L’impact à long terme de l’intelligence artificielle est l’un des sujets les plus débattus dans la Silicon Valley. Le PDG de Nvidia, Jensen Huang, prédit que chaque travail changera et pourrait conduire à une semaine de travail de quatre jours. D'autres géants de la technologie sont allés encore plus loin, Bill Gates affirmant que les humains ne seront peut-être bientôt plus nécessaires pour faire « la plupart des choses » et Elon Musk affirmant que dans « moins de 20 ans », la plupart des humains n'auront plus du tout besoin de travailler.

Geoffrey Hinton, un informaticien britannique connu comme le « parrain de l'intelligence artificielle », a déclaré que même si ces prédictions peuvent sembler extrêmes, elles sont non seulement crédibles, mais possibles.
Il a toutefois prévenu qu’un tel changement pourrait déclencher une vaste restructuration économique qui laisserait pour compte des millions de travailleurs.
"Dans l'esprit de nombreuses personnes, l'intelligence artificielle est susceptible de conduire à un chômage de masse", a déclaré Hinton lors d'une récente discussion avec le sénateur américain Bernie Sanders de l'Université de Georgetown.
"Si vous demandez à ces gars-là d'où viendront les quelque mille milliards de dollars investis dans les centres de données et les puces, l'une des principales sources de financement sera la vente d'IA qui fera le travail des travailleurs à moindre coût. Ces gars-là parient donc vraiment que l'IA remplacera beaucoup de travailleurs. "
Hinton s’exprime de plus en plus ouvertement sur ce qu’il considère comme des priorités mal alignées au sein des grandes entreprises technologiques. Il a déclaré dans une récente interview que l’industrie était moins motivée par le progrès scientifique que par les profits à court terme, alimentant ainsi une tendance au remplacement des travailleurs humains par des systèmes d’IA moins chers.
Hinton a reconnu que l’IA créerait de nouveaux emplois, comme le prédisent de nombreux leaders technologiques. Mais il a ajouté qu'il ne s'attend pas à ce que le nombre de nouveaux postes soit proche du nombre de postes supprimés. Néanmoins, il a averti que toutes les prédictions – y compris les siennes – devaient être considérées avec un sérieux scepticisme.

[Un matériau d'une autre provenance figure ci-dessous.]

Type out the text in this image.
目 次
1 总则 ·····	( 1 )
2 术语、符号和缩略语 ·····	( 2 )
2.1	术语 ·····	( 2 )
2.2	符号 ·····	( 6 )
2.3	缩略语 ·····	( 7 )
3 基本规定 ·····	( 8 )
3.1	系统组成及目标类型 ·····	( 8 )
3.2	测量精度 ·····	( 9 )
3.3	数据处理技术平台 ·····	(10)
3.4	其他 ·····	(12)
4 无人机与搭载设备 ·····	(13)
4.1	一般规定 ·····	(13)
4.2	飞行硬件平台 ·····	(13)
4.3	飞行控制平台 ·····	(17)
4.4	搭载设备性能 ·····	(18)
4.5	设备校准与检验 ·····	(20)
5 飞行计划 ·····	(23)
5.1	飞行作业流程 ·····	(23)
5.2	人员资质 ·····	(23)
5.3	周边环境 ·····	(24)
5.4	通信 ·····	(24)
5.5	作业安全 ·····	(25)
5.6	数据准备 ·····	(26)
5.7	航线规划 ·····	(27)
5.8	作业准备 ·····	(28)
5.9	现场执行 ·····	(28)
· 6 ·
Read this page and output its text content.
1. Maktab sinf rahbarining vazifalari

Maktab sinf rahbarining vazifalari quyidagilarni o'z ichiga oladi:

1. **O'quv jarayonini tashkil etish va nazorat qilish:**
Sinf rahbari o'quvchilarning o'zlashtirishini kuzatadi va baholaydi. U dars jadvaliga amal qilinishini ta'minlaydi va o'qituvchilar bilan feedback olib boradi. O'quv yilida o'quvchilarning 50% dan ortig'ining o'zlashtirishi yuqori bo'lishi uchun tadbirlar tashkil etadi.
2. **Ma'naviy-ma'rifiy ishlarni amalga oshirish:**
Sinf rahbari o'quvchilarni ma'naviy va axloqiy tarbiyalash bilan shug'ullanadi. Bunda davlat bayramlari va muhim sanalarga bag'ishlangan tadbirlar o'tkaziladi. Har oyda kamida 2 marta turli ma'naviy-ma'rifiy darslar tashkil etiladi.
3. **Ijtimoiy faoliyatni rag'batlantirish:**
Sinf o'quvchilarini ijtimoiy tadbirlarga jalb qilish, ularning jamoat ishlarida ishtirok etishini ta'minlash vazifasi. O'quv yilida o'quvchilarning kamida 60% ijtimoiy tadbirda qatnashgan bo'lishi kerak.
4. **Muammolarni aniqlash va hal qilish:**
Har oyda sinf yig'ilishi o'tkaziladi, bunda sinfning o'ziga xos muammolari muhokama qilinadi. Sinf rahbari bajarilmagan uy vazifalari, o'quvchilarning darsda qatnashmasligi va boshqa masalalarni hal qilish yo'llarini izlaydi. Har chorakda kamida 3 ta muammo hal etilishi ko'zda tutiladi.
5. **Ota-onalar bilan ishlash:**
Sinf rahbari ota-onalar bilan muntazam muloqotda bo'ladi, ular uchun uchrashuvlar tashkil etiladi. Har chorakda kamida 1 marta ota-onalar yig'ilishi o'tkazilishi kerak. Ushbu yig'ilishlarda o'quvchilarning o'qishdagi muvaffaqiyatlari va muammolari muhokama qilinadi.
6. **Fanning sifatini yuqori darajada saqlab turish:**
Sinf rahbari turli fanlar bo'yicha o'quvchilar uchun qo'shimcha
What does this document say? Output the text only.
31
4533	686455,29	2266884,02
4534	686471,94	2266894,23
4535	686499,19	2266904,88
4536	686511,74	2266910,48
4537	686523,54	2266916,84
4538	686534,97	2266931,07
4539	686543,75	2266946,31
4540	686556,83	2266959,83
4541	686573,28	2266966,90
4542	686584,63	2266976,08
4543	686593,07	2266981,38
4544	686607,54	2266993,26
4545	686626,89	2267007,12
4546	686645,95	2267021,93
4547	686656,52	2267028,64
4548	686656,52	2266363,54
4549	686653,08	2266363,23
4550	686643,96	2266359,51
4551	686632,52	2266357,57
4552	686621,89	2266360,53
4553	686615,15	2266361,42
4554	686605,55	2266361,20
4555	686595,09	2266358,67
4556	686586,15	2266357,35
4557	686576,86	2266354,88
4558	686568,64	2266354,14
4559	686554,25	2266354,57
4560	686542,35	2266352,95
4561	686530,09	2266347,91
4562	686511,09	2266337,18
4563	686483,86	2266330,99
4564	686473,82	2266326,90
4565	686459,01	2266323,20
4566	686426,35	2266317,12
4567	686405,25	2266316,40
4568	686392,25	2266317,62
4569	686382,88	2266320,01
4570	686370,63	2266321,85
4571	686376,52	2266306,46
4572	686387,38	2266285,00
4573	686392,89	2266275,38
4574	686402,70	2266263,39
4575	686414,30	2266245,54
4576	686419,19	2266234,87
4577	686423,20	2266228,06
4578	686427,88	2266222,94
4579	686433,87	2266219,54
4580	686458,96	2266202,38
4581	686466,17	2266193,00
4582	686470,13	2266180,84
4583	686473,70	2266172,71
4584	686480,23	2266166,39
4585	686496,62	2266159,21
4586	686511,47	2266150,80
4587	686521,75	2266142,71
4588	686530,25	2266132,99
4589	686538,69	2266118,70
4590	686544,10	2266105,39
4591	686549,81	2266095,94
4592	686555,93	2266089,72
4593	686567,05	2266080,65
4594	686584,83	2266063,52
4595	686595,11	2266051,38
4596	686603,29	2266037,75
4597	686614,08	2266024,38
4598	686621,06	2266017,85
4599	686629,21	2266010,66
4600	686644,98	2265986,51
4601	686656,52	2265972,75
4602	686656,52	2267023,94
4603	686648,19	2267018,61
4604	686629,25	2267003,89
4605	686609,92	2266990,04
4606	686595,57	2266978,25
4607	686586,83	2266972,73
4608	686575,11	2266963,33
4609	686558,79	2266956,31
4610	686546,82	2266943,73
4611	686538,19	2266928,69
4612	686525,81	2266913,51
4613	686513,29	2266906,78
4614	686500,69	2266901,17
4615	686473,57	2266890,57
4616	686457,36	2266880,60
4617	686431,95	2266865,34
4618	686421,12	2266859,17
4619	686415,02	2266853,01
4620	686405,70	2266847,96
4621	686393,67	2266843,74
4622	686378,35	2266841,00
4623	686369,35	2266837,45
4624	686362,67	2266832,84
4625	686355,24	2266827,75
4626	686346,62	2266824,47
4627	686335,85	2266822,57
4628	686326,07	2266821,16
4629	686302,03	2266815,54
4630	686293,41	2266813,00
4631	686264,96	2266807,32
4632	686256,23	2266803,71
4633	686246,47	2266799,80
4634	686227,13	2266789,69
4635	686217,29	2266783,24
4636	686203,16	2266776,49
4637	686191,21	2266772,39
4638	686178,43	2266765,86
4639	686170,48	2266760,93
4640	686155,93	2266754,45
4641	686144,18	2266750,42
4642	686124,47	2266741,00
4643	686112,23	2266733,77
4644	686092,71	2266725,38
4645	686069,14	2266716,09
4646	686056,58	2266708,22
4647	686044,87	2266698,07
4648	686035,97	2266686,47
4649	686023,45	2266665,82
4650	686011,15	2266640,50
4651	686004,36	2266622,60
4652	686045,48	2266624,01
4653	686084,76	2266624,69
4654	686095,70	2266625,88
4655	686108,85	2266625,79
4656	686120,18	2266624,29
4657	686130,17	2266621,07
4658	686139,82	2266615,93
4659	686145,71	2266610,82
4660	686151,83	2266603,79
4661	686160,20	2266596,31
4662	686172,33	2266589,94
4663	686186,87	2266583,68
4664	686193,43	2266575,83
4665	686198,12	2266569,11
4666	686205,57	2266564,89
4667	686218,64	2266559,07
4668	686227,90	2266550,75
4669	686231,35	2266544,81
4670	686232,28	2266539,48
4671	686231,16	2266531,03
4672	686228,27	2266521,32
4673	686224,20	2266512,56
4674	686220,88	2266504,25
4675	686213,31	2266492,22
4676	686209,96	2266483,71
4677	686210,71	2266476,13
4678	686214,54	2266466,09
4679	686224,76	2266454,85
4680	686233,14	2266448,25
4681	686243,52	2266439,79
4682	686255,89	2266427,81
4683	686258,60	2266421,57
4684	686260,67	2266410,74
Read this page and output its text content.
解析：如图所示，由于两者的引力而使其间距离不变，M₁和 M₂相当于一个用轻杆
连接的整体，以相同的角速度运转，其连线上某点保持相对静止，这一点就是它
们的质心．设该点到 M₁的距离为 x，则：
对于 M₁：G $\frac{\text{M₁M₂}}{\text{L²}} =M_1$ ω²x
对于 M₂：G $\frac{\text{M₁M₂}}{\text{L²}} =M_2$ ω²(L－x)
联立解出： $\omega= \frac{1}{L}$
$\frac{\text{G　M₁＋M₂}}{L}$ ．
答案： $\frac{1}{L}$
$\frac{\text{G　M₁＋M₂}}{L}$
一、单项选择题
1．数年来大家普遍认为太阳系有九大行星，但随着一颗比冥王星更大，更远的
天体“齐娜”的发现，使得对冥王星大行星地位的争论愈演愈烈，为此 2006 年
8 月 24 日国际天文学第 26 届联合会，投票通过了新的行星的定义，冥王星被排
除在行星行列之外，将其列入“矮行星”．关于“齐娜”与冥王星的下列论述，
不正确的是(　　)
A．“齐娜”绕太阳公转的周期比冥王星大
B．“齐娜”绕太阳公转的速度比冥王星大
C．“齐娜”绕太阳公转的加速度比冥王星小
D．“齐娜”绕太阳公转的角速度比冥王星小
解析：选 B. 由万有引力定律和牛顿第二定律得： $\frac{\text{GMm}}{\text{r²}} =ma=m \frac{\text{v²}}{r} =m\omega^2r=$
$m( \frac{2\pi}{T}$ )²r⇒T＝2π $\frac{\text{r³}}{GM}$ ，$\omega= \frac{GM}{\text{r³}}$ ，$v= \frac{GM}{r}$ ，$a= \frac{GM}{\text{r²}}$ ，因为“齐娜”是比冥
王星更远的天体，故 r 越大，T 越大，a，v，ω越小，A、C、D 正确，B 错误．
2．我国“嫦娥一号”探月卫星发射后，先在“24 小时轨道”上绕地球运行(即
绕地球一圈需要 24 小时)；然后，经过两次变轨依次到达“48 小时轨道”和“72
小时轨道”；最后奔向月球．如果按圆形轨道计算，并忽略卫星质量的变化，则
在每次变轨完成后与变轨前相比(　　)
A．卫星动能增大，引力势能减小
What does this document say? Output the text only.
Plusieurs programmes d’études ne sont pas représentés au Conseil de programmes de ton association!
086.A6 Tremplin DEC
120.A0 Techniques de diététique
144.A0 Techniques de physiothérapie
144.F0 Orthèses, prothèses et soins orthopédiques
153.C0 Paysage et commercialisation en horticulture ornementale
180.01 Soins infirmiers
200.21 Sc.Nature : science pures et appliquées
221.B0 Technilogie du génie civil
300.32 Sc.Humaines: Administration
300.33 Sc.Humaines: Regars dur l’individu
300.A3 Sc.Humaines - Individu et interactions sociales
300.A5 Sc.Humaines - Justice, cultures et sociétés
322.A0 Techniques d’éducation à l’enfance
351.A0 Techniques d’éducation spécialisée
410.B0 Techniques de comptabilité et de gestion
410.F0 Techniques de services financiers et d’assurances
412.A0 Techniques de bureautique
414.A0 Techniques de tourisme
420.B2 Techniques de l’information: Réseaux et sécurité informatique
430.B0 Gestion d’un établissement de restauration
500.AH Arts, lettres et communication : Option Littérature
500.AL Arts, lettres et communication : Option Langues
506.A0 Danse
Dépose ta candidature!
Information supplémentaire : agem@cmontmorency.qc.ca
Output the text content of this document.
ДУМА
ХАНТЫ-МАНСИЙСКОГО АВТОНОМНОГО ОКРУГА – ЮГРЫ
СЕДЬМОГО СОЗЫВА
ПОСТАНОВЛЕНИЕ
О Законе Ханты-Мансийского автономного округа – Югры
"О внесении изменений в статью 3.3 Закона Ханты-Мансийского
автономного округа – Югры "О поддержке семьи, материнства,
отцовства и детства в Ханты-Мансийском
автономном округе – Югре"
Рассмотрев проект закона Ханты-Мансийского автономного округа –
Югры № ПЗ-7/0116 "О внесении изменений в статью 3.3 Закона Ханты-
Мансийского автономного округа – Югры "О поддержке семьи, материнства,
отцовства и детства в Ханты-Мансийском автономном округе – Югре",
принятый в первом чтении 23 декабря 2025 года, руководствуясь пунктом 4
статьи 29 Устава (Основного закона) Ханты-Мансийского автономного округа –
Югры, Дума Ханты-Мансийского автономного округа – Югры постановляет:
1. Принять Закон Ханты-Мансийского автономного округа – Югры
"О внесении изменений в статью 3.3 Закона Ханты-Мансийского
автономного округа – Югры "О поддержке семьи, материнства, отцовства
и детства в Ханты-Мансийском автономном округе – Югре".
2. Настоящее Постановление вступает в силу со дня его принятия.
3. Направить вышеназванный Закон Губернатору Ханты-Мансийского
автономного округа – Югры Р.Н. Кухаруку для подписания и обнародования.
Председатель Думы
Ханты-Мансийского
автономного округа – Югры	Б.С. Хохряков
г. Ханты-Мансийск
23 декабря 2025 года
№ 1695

"Essayer de prédire son avenir va être très difficile", a-t-il déclaré à Sanders. "C'est un peu comme si on conduisait dans le brouillard. À 100 mètres on voit bien, à 200 mètres on ne voit rien. Bon, on voit bien pendant un an ou deux, mais dans 10 ans, on ne sait pas ce qui va se passer."
Une chose est claire, cependant, c’est que l’IA ne va pas disparaître, et les experts affirment que les travailleurs qui s’adaptent et utilisent la technologie pour améliorer leurs compétences seront les plus susceptibles d’exceller lors des bouleversements à venir.
Sanders a cherché à quantifier les enjeux. Dans un rapport publié en octobre (basé en partie sur les estimations de ChatGPT), il a averti que près de 100 millions d’emplois aux États-Unis pourraient être supprimés par l’automatisation. La restauration rapide, le service client et les travailleurs manuels sont les plus menacés, tandis que les emplois de col blanc tels que la comptabilité, le développement de logiciels et les soins infirmiers pourraient également connaître une baisse significative.
"Il ne s'agit pas seulement d'une question économique", a écrit Sanders dans un article d'opinion. "Le travail, que ce soit en tant que concierge ou chirurgien du cerveau, fait partie intégrante de l'être humain. La grande majorité des gens veulent être des membres productifs de la société et contribuer à leur communauté. Que se passe-t-il lorsque des aspects importants de l'existence humaine disparaissent de nos vies ?"
Le sénateur Mark Warner, démocrate de Virginie, a émis une note similaire, avertissant que les perturbations pourraient toucher les jeunes en premier et plus durement, poussant potentiellement le chômage des récents diplômés universitaires à 25 % au cours des deux à trois prochaines années.
"Regardons le fait que nous n'avons jamais rien fait sur les réseaux sociaux", a déclaré Warner dans une interview. "Si nous réagissions de la même manière face à l'intelligence artificielle et ne mettions pas de garde-fous, je pense que nous le regretterions."